Designing sets and teaching set design has kept Edmunds busy since she and her husband moved to the Bay Area 19 years ago. "This work suits me down to the ground," she grins. "In my work I get to work with folks like Tony Kushner, with Shakespeare, with exciting little-known playrights, and wonderful super-smart students. And somebody actually pays me for it!"

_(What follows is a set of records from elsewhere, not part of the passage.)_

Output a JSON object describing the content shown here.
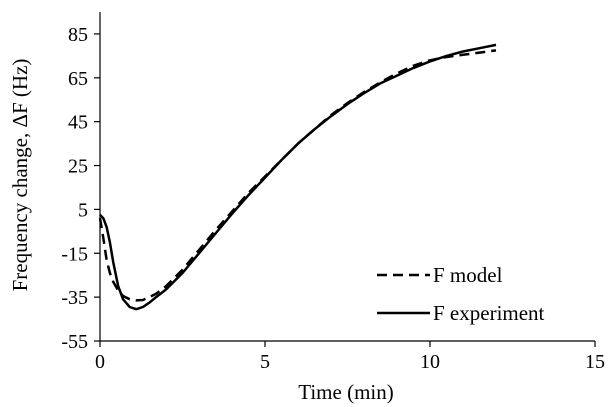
{
  "chart_data": {
    "type": "line",
    "xlabel": "Time (min)",
    "ylabel": "Frequency change, ΔF (Hz)",
    "xlim": [
      0,
      15
    ],
    "ylim": [
      -55,
      95
    ],
    "x_ticks": [
      0,
      5,
      10,
      15
    ],
    "y_ticks": [
      -55,
      -35,
      -15,
      5,
      25,
      45,
      65,
      85
    ],
    "grid": false,
    "legend_position": "bottom-right",
    "series": [
      {
        "name": "F model",
        "style": "dashed",
        "color": "#000000",
        "x": [
          0,
          0.1,
          0.2,
          0.3,
          0.4,
          0.55,
          0.7,
          0.9,
          1.1,
          1.3,
          1.5,
          1.7,
          2.0,
          2.5,
          3.0,
          3.5,
          4.0,
          4.5,
          5.0,
          5.5,
          6.0,
          6.5,
          7.0,
          7.5,
          8.0,
          8.5,
          9.0,
          9.5,
          10.0,
          10.5,
          11.0,
          11.5,
          12.0
        ],
        "y": [
          1,
          -8,
          -18,
          -24,
          -28,
          -32,
          -34.5,
          -36,
          -36.5,
          -36.3,
          -35,
          -33.5,
          -30,
          -22.5,
          -13.5,
          -4.5,
          4,
          12.5,
          20,
          27.5,
          35,
          41.5,
          48,
          53.5,
          58.5,
          63,
          67,
          70.5,
          73,
          74.5,
          75.5,
          76.5,
          77.5
        ]
      },
      {
        "name": "F experiment",
        "style": "solid",
        "color": "#000000",
        "x": [
          0,
          0.1,
          0.2,
          0.3,
          0.4,
          0.55,
          0.7,
          0.9,
          1.1,
          1.3,
          1.5,
          1.7,
          2.0,
          2.5,
          3.0,
          3.5,
          4.0,
          4.5,
          5.0,
          5.5,
          6.0,
          6.5,
          7.0,
          7.5,
          8.0,
          8.5,
          9.0,
          9.5,
          10.0,
          10.5,
          11.0,
          11.5,
          12.0
        ],
        "y": [
          2.5,
          1,
          -3,
          -10,
          -19,
          -30,
          -36,
          -39.5,
          -40.5,
          -39.5,
          -37.5,
          -35,
          -31.5,
          -24,
          -15,
          -6,
          3,
          11.5,
          19.5,
          27.5,
          35,
          41.5,
          47.5,
          53,
          58,
          62.5,
          66,
          69.5,
          72.5,
          75,
          77,
          78.5,
          80
        ]
      }
    ]
  }
}
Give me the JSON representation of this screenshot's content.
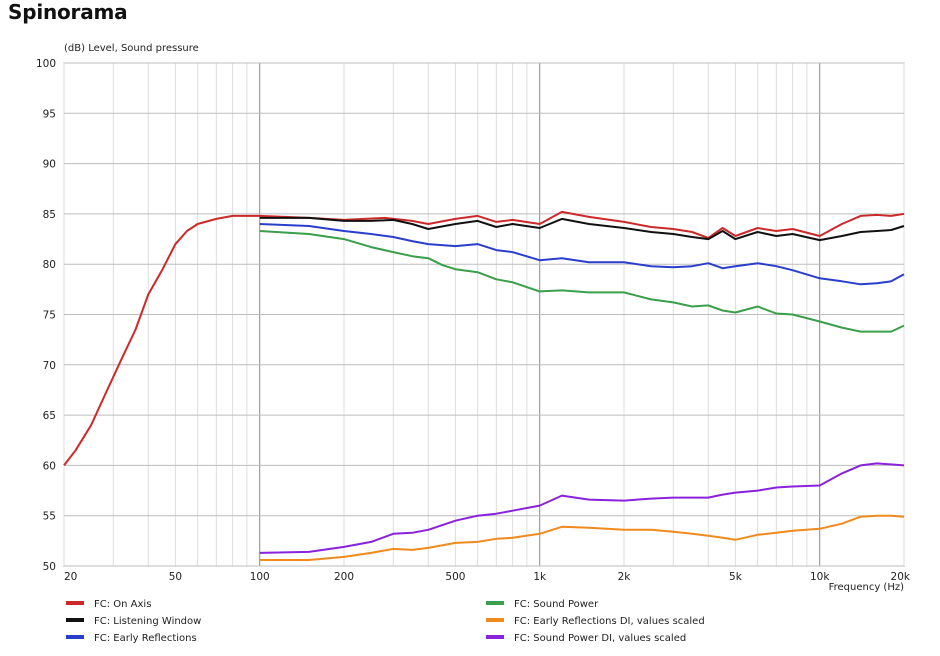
{
  "page_title": "Spinorama",
  "chart_data": {
    "type": "line",
    "xscale": "log",
    "xlim": [
      20,
      20000
    ],
    "ylim": [
      50,
      100
    ],
    "ylabel": "(dB)  Level, Sound pressure",
    "xlabel": "Frequency  (Hz)",
    "grid": true,
    "legend_position": "bottom",
    "y_ticks": [
      "50",
      "55",
      "60",
      "65",
      "70",
      "75",
      "80",
      "85",
      "90",
      "95",
      "100"
    ],
    "x_ticks": [
      {
        "v": 20,
        "label": "20"
      },
      {
        "v": 50,
        "label": "50"
      },
      {
        "v": 100,
        "label": "100"
      },
      {
        "v": 200,
        "label": "200"
      },
      {
        "v": 500,
        "label": "500"
      },
      {
        "v": 1000,
        "label": "1k"
      },
      {
        "v": 2000,
        "label": "2k"
      },
      {
        "v": 5000,
        "label": "5k"
      },
      {
        "v": 10000,
        "label": "10k"
      },
      {
        "v": 20000,
        "label": "20k"
      }
    ],
    "series": [
      {
        "name": "FC: On Axis",
        "color": "#cc2a2a",
        "points": [
          [
            20,
            60
          ],
          [
            22,
            61.5
          ],
          [
            25,
            64
          ],
          [
            28,
            67
          ],
          [
            32,
            70.5
          ],
          [
            36,
            73.5
          ],
          [
            40,
            77
          ],
          [
            45,
            79.5
          ],
          [
            50,
            82
          ],
          [
            55,
            83.3
          ],
          [
            60,
            84
          ],
          [
            70,
            84.5
          ],
          [
            80,
            84.8
          ],
          [
            100,
            84.8
          ],
          [
            150,
            84.6
          ],
          [
            200,
            84.4
          ],
          [
            280,
            84.6
          ],
          [
            350,
            84.3
          ],
          [
            400,
            84
          ],
          [
            500,
            84.5
          ],
          [
            600,
            84.8
          ],
          [
            700,
            84.2
          ],
          [
            800,
            84.4
          ],
          [
            1000,
            84
          ],
          [
            1200,
            85.2
          ],
          [
            1500,
            84.7
          ],
          [
            2000,
            84.2
          ],
          [
            2500,
            83.7
          ],
          [
            3000,
            83.5
          ],
          [
            3500,
            83.2
          ],
          [
            4000,
            82.6
          ],
          [
            4500,
            83.6
          ],
          [
            5000,
            82.8
          ],
          [
            6000,
            83.6
          ],
          [
            7000,
            83.3
          ],
          [
            8000,
            83.5
          ],
          [
            10000,
            82.8
          ],
          [
            12000,
            84
          ],
          [
            14000,
            84.8
          ],
          [
            16000,
            84.9
          ],
          [
            18000,
            84.8
          ],
          [
            20000,
            85
          ]
        ]
      },
      {
        "name": "FC: Listening Window",
        "color": "#111111",
        "points": [
          [
            100,
            84.6
          ],
          [
            150,
            84.6
          ],
          [
            200,
            84.3
          ],
          [
            250,
            84.3
          ],
          [
            300,
            84.4
          ],
          [
            350,
            84
          ],
          [
            400,
            83.5
          ],
          [
            500,
            84
          ],
          [
            600,
            84.3
          ],
          [
            700,
            83.7
          ],
          [
            800,
            84
          ],
          [
            1000,
            83.6
          ],
          [
            1200,
            84.5
          ],
          [
            1500,
            84
          ],
          [
            2000,
            83.6
          ],
          [
            2500,
            83.2
          ],
          [
            3000,
            83
          ],
          [
            3500,
            82.7
          ],
          [
            4000,
            82.5
          ],
          [
            4500,
            83.3
          ],
          [
            5000,
            82.5
          ],
          [
            6000,
            83.2
          ],
          [
            7000,
            82.8
          ],
          [
            8000,
            83
          ],
          [
            10000,
            82.4
          ],
          [
            12000,
            82.8
          ],
          [
            14000,
            83.2
          ],
          [
            16000,
            83.3
          ],
          [
            18000,
            83.4
          ],
          [
            20000,
            83.8
          ]
        ]
      },
      {
        "name": "FC: Early Reflections",
        "color": "#2a3ecc",
        "points": [
          [
            100,
            84
          ],
          [
            150,
            83.8
          ],
          [
            200,
            83.3
          ],
          [
            250,
            83
          ],
          [
            300,
            82.7
          ],
          [
            350,
            82.3
          ],
          [
            400,
            82
          ],
          [
            500,
            81.8
          ],
          [
            600,
            82
          ],
          [
            700,
            81.4
          ],
          [
            800,
            81.2
          ],
          [
            1000,
            80.4
          ],
          [
            1200,
            80.6
          ],
          [
            1500,
            80.2
          ],
          [
            2000,
            80.2
          ],
          [
            2500,
            79.8
          ],
          [
            3000,
            79.7
          ],
          [
            3500,
            79.8
          ],
          [
            4000,
            80.1
          ],
          [
            4500,
            79.6
          ],
          [
            5000,
            79.8
          ],
          [
            6000,
            80.1
          ],
          [
            7000,
            79.8
          ],
          [
            8000,
            79.4
          ],
          [
            10000,
            78.6
          ],
          [
            12000,
            78.3
          ],
          [
            14000,
            78
          ],
          [
            16000,
            78.1
          ],
          [
            18000,
            78.3
          ],
          [
            20000,
            79
          ]
        ]
      },
      {
        "name": "FC: Sound Power",
        "color": "#3a9e4a",
        "points": [
          [
            100,
            83.3
          ],
          [
            150,
            83
          ],
          [
            200,
            82.5
          ],
          [
            250,
            81.7
          ],
          [
            300,
            81.2
          ],
          [
            350,
            80.8
          ],
          [
            400,
            80.6
          ],
          [
            450,
            79.9
          ],
          [
            500,
            79.5
          ],
          [
            600,
            79.2
          ],
          [
            700,
            78.5
          ],
          [
            800,
            78.2
          ],
          [
            1000,
            77.3
          ],
          [
            1200,
            77.4
          ],
          [
            1500,
            77.2
          ],
          [
            2000,
            77.2
          ],
          [
            2500,
            76.5
          ],
          [
            3000,
            76.2
          ],
          [
            3500,
            75.8
          ],
          [
            4000,
            75.9
          ],
          [
            4500,
            75.4
          ],
          [
            5000,
            75.2
          ],
          [
            6000,
            75.8
          ],
          [
            7000,
            75.1
          ],
          [
            8000,
            75
          ],
          [
            10000,
            74.3
          ],
          [
            12000,
            73.7
          ],
          [
            14000,
            73.3
          ],
          [
            16000,
            73.3
          ],
          [
            18000,
            73.3
          ],
          [
            20000,
            73.9
          ]
        ]
      },
      {
        "name": "FC: Early Reflections DI, values scaled",
        "color": "#f08a1c",
        "points": [
          [
            100,
            50.6
          ],
          [
            150,
            50.6
          ],
          [
            200,
            50.9
          ],
          [
            250,
            51.3
          ],
          [
            300,
            51.7
          ],
          [
            350,
            51.6
          ],
          [
            400,
            51.8
          ],
          [
            500,
            52.3
          ],
          [
            600,
            52.4
          ],
          [
            700,
            52.7
          ],
          [
            800,
            52.8
          ],
          [
            1000,
            53.2
          ],
          [
            1200,
            53.9
          ],
          [
            1500,
            53.8
          ],
          [
            2000,
            53.6
          ],
          [
            2500,
            53.6
          ],
          [
            3000,
            53.4
          ],
          [
            3500,
            53.2
          ],
          [
            4000,
            53
          ],
          [
            4500,
            52.8
          ],
          [
            5000,
            52.6
          ],
          [
            6000,
            53.1
          ],
          [
            7000,
            53.3
          ],
          [
            8000,
            53.5
          ],
          [
            10000,
            53.7
          ],
          [
            12000,
            54.2
          ],
          [
            14000,
            54.9
          ],
          [
            16000,
            55
          ],
          [
            18000,
            55
          ],
          [
            20000,
            54.9
          ]
        ]
      },
      {
        "name": "FC: Sound Power DI, values scaled",
        "color": "#8a22dd",
        "points": [
          [
            100,
            51.3
          ],
          [
            150,
            51.4
          ],
          [
            200,
            51.9
          ],
          [
            250,
            52.4
          ],
          [
            300,
            53.2
          ],
          [
            350,
            53.3
          ],
          [
            400,
            53.6
          ],
          [
            500,
            54.5
          ],
          [
            600,
            55
          ],
          [
            700,
            55.2
          ],
          [
            800,
            55.5
          ],
          [
            1000,
            56
          ],
          [
            1200,
            57
          ],
          [
            1500,
            56.6
          ],
          [
            2000,
            56.5
          ],
          [
            2500,
            56.7
          ],
          [
            3000,
            56.8
          ],
          [
            3500,
            56.8
          ],
          [
            4000,
            56.8
          ],
          [
            4500,
            57.1
          ],
          [
            5000,
            57.3
          ],
          [
            6000,
            57.5
          ],
          [
            7000,
            57.8
          ],
          [
            8000,
            57.9
          ],
          [
            10000,
            58
          ],
          [
            12000,
            59.2
          ],
          [
            14000,
            60
          ],
          [
            16000,
            60.2
          ],
          [
            18000,
            60.1
          ],
          [
            20000,
            60
          ]
        ]
      }
    ]
  }
}
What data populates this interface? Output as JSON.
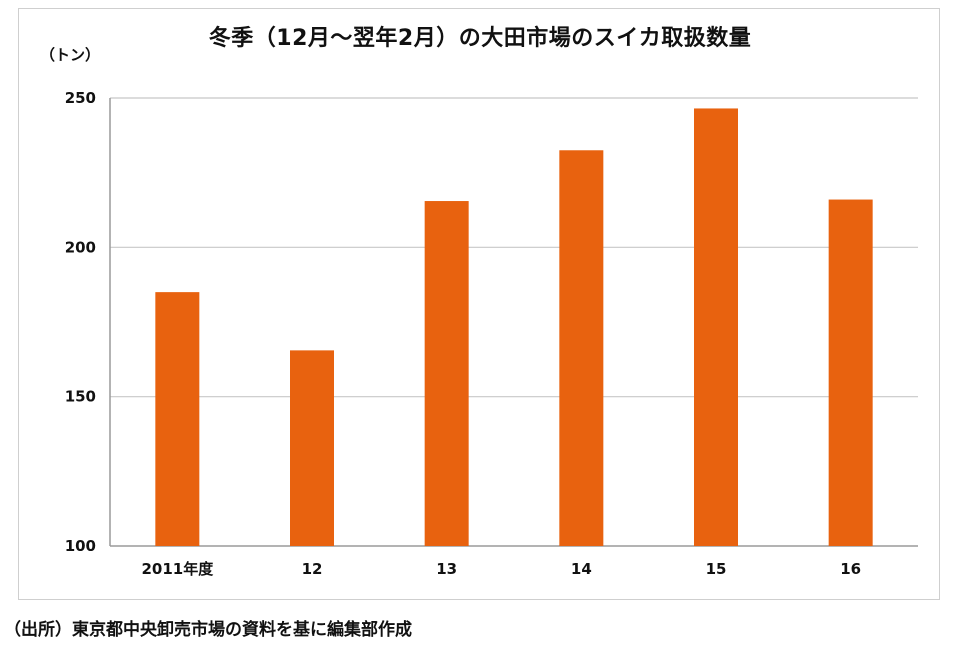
{
  "chart_data": {
    "type": "bar",
    "title": "冬季（12月～翌年2月）の大田市場のスイカ取扱数量",
    "ylabel": "（トン）",
    "categories": [
      "2011年度",
      "12",
      "13",
      "14",
      "15",
      "16"
    ],
    "values": [
      185,
      165.5,
      215.5,
      232.5,
      246.5,
      216
    ],
    "ylim": [
      100,
      250
    ],
    "yticks": [
      100,
      150,
      200,
      250
    ],
    "grid": true,
    "bar_color": "#e8620f",
    "source": "（出所）東京都中央卸売市場の資料を基に編集部作成"
  }
}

Even in a notoriously tough profession, Edmunds acknowledges that she's been very blessed. "The first show I did at Berkeley Rep was Twelfth Night." It came about after she and two theater colleagues came out West for a "girls weekend" and she fell in love with the Bay Area. Driving out from Manhattan, she and her husband got a place in the Castro "where everything I needed was right there." And for the past six years Edmunds and spouse have made Santa Cruz their home.

Star Tech

Edmunds' credits are long and illustrious. The overworked term, "award-winning," well and truly applies to Edmunds broad-ranging creative work on plays including Liaisons Dangereuses, The Rose Tattoo, Private Lives, and Twelfth Night. Over the past two decades she has worked as Associate Artist for the Berkeley Repertory Theater, American Conservatory Theater (A.C.T.), the Magic Theater, and "I continued to do the regionals in Baltimore, New York, Seattle, Chicago, Los Angeles," as well as teaching at UC Berkeley. Working with prolific Bay Area actor Danny Scheie led to her current role with the UCSC Theater Arts Department, where she's been for the past dozen years, prompting a move to Santa Cruz six years ago. Those who recall the A Year with Frog and Toad, as well as a host of past Theater Arts/SSC winter holiday shows, have relished the stylish stamp of her Kate Edmunds' scenic eye.

"I've always been lucky to be in the right place at the right time."